Here’s a good pub quiz question: who was the world’s biggest manufacturer of plug-in cars in 2022? What would you guess? Tesla’s the obvious one. Maybe the Volkswagen Group or Stellantis?
Well, you’d be looking at the wrong side of the planet. BYD, or Build Your Dreams, is a Chinese manufacturer based in Shenzhen. It produces batteries, solar panels, forklift trucks, trains, buses, cars and more, and it’s recently burst onto the European car market, including the UK. Last year, it made 1.85 million plug-in cars.
BYD is no small deal, then. It was established in 1995 chiefly as a battery producer, while the automotive arm – BYD Auto Co Ltd – arrived in 2003. At the end of 2022, it produced one in every five phone batteries around the globe, was the second-largest producer of high-voltage vehicle batteries, had registered 28,000 patents and employed 600,000 people globally across six continents, 70 countries and 400 cities.

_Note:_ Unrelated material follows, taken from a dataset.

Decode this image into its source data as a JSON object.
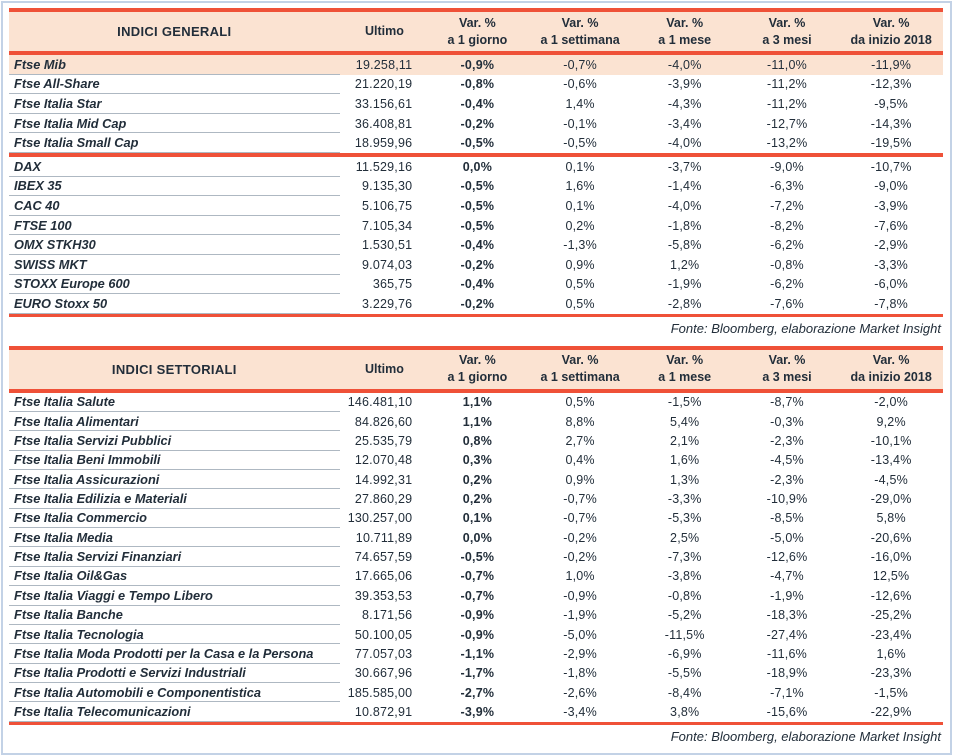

The caveat about that 1.85 million battery car sales figure is that this includes plug-in hybrids. A total of 911,141 BYD sales in 2022 were BEVs, and 946,238 were PHEVs. Tesla still dominates BEV sales, with 1.3 million sold globally last year, but that may change in 2023 despite BYD not being in North America (the second-largest car market after China). Not yet, anyway...
And who provides the batteries for the Tesla Model Y in the American maker’s Grünheide factory in Germany? Yup: BYD.
On the subject of parts and battery manufacturing, we have reached the core strength of BYD, which can produce almost every part of its vehicles in-house. Semiconductors, wiring looms, interior furnishings, touchscreens, electric motors, combustion engines, battery packs and almost anything else you can think of: it’s all made by BYD in one of its six China-based manufacturing plants, and there’s another battery plant on the cards for China, too. On the Atto 3, for instance, only the glass and tyres are produced by third parties.
We know that BYD is big, then. Big in manufacturing, and now bigger than Tesla on a global scale when it comes to passenger cars alone. All of which makes its underlying anonymity even more unsettling to a European market that has grown used to familiar, long-established brands.